Implanting a preferential solid electrolyte interphase layer over anode electrode of lithium ion batteries for highly enhanced Li+ diffusion properties

Abstract

Abstract The lithium-ion batteries are recognized as the most promising energy storage system, but it still does not meet the power requirements of electric vehicle batteries owing to low volumetric energy density with the traditional graphite electrode system. In this study, we report the development of a novel electrode system fabricated by implantation of a solid electrolyte interphase (SEI) layer on the graphite surface. The SEI-implanted graphite electrode is made using a lithium bis(trifluoromethanesulfonyl)imide (LiTFSI)-based electrolyte and cycled with a lithium tetrafluoroborate LiBF4-based electrolyte.
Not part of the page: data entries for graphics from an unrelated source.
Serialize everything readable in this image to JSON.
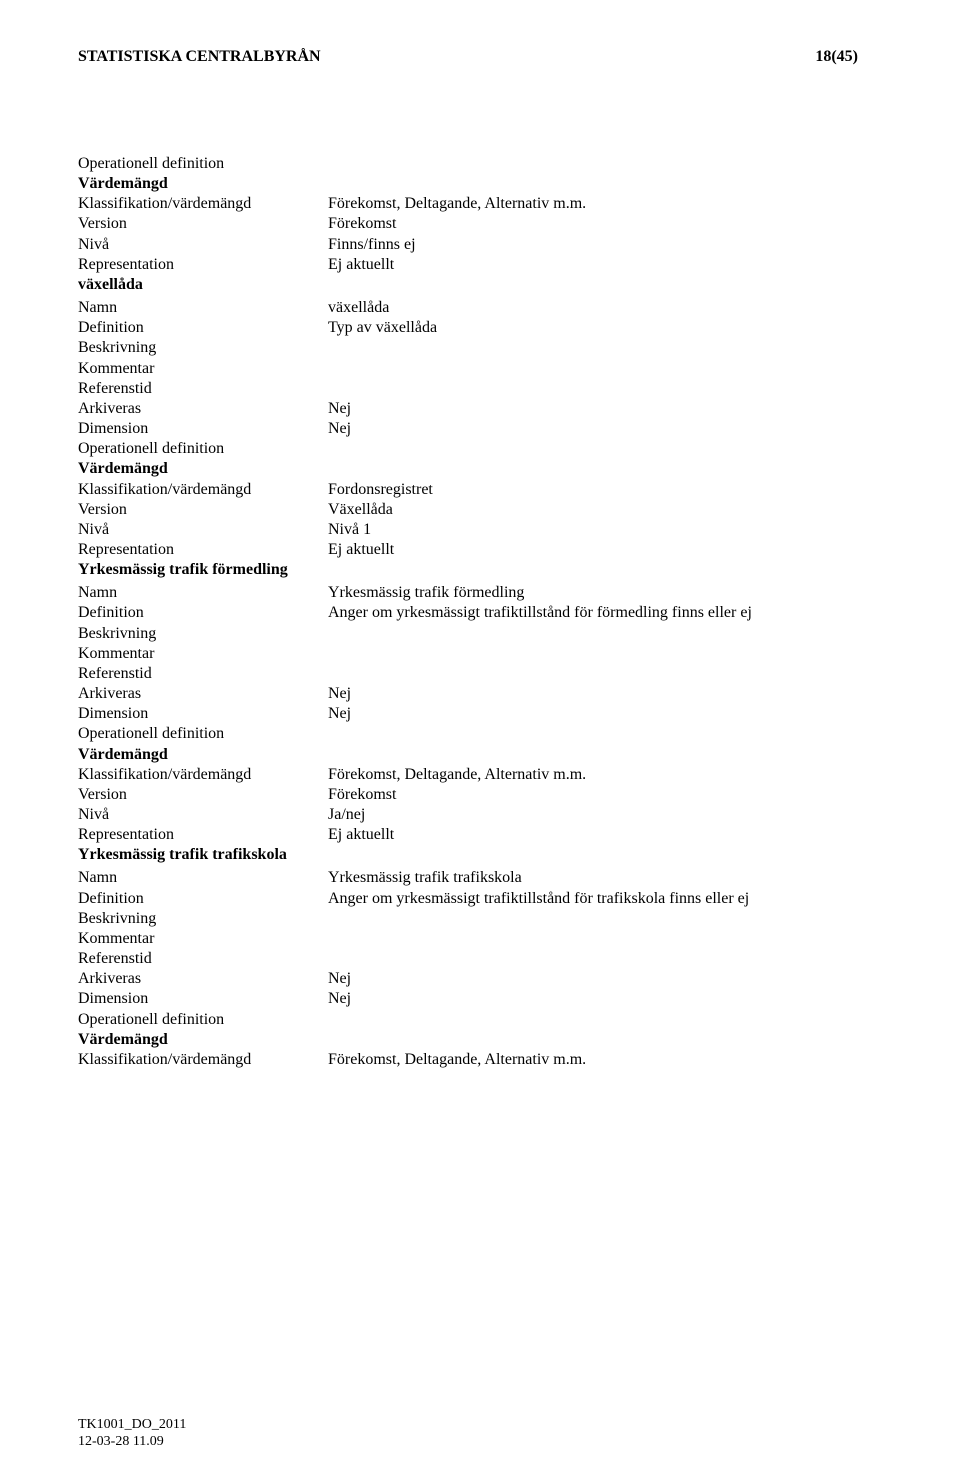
{
  "header": {
    "org": "STATISTISKA CENTRALBYRÅN",
    "page": "18(45)"
  },
  "blocks": [
    {
      "type": "row",
      "label": "Operationell definition",
      "value": ""
    },
    {
      "type": "heading",
      "text": "Värdemängd"
    },
    {
      "type": "row",
      "label": "Klassifikation/värdemängd",
      "value": "Förekomst, Deltagande, Alternativ m.m."
    },
    {
      "type": "row",
      "label": "Version",
      "value": "Förekomst"
    },
    {
      "type": "row",
      "label": "Nivå",
      "value": "Finns/finns ej"
    },
    {
      "type": "row",
      "label": "Representation",
      "value": "Ej aktuellt"
    },
    {
      "type": "heading",
      "text": "växellåda",
      "gap_after": true
    },
    {
      "type": "row",
      "label": "Namn",
      "value": "växellåda"
    },
    {
      "type": "row",
      "label": "Definition",
      "value": "Typ av växellåda"
    },
    {
      "type": "row",
      "label": "Beskrivning",
      "value": ""
    },
    {
      "type": "row",
      "label": "Kommentar",
      "value": ""
    },
    {
      "type": "row",
      "label": "Referenstid",
      "value": ""
    },
    {
      "type": "row",
      "label": "Arkiveras",
      "value": "Nej"
    },
    {
      "type": "row",
      "label": "Dimension",
      "value": "Nej"
    },
    {
      "type": "row",
      "label": "Operationell definition",
      "value": ""
    },
    {
      "type": "heading",
      "text": "Värdemängd"
    },
    {
      "type": "row",
      "label": "Klassifikation/värdemängd",
      "value": "Fordonsregistret"
    },
    {
      "type": "row",
      "label": "Version",
      "value": "Växellåda"
    },
    {
      "type": "row",
      "label": "Nivå",
      "value": "Nivå 1"
    },
    {
      "type": "row",
      "label": "Representation",
      "value": "Ej aktuellt"
    },
    {
      "type": "heading",
      "text": "Yrkesmässig trafik förmedling",
      "gap_after": true
    },
    {
      "type": "row",
      "label": "Namn",
      "value": "Yrkesmässig trafik förmedling"
    },
    {
      "type": "row",
      "label": "Definition",
      "value": "Anger om yrkesmässigt trafiktillstånd för förmedling finns eller ej"
    },
    {
      "type": "row",
      "label": "Beskrivning",
      "value": ""
    },
    {
      "type": "row",
      "label": "Kommentar",
      "value": ""
    },
    {
      "type": "row",
      "label": "Referenstid",
      "value": ""
    },
    {
      "type": "row",
      "label": "Arkiveras",
      "value": "Nej"
    },
    {
      "type": "row",
      "label": "Dimension",
      "value": "Nej"
    },
    {
      "type": "row",
      "label": "Operationell definition",
      "value": ""
    },
    {
      "type": "heading",
      "text": "Värdemängd"
    },
    {
      "type": "row",
      "label": "Klassifikation/värdemängd",
      "value": "Förekomst, Deltagande, Alternativ m.m."
    },
    {
      "type": "row",
      "label": "Version",
      "value": "Förekomst"
    },
    {
      "type": "row",
      "label": "Nivå",
      "value": "Ja/nej"
    },
    {
      "type": "row",
      "label": "Representation",
      "value": "Ej aktuellt"
    },
    {
      "type": "heading",
      "text": "Yrkesmässig trafik trafikskola",
      "gap_after": true
    },
    {
      "type": "row",
      "label": "Namn",
      "value": "Yrkesmässig trafik trafikskola"
    },
    {
      "type": "row",
      "label": "Definition",
      "value": "Anger om yrkesmässigt trafiktillstånd för trafikskola finns eller ej"
    },
    {
      "type": "row",
      "label": "Beskrivning",
      "value": ""
    },
    {
      "type": "row",
      "label": "Kommentar",
      "value": ""
    },
    {
      "type": "row",
      "label": "Referenstid",
      "value": ""
    },
    {
      "type": "row",
      "label": "Arkiveras",
      "value": "Nej"
    },
    {
      "type": "row",
      "label": "Dimension",
      "value": "Nej"
    },
    {
      "type": "row",
      "label": "Operationell definition",
      "value": ""
    },
    {
      "type": "heading",
      "text": "Värdemängd"
    },
    {
      "type": "row",
      "label": "Klassifikation/värdemängd",
      "value": "Förekomst, Deltagande, Alternativ m.m."
    }
  ],
  "footer": {
    "doc_id": "TK1001_DO_2011",
    "timestamp": "12-03-28 11.09"
  }
}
This new electrode system shows significantly enhanced electrochemical properties owing to the rapid and efficient diffusion of Li ions through the SEI layer between the electrolyte and electrode. This graphite electrode with its pre-formed SEI layer achieves a reversible capacity of 357 mAh g−1 at 0.5 C after 50 cycles, which is significantly higher than that of commercial lithium-ion battery systems constructed with LiPF6 (312 mAh g−1). The resulting unique electrode system could present a new avenue in SEI research for high-performance lithium-ion batteries.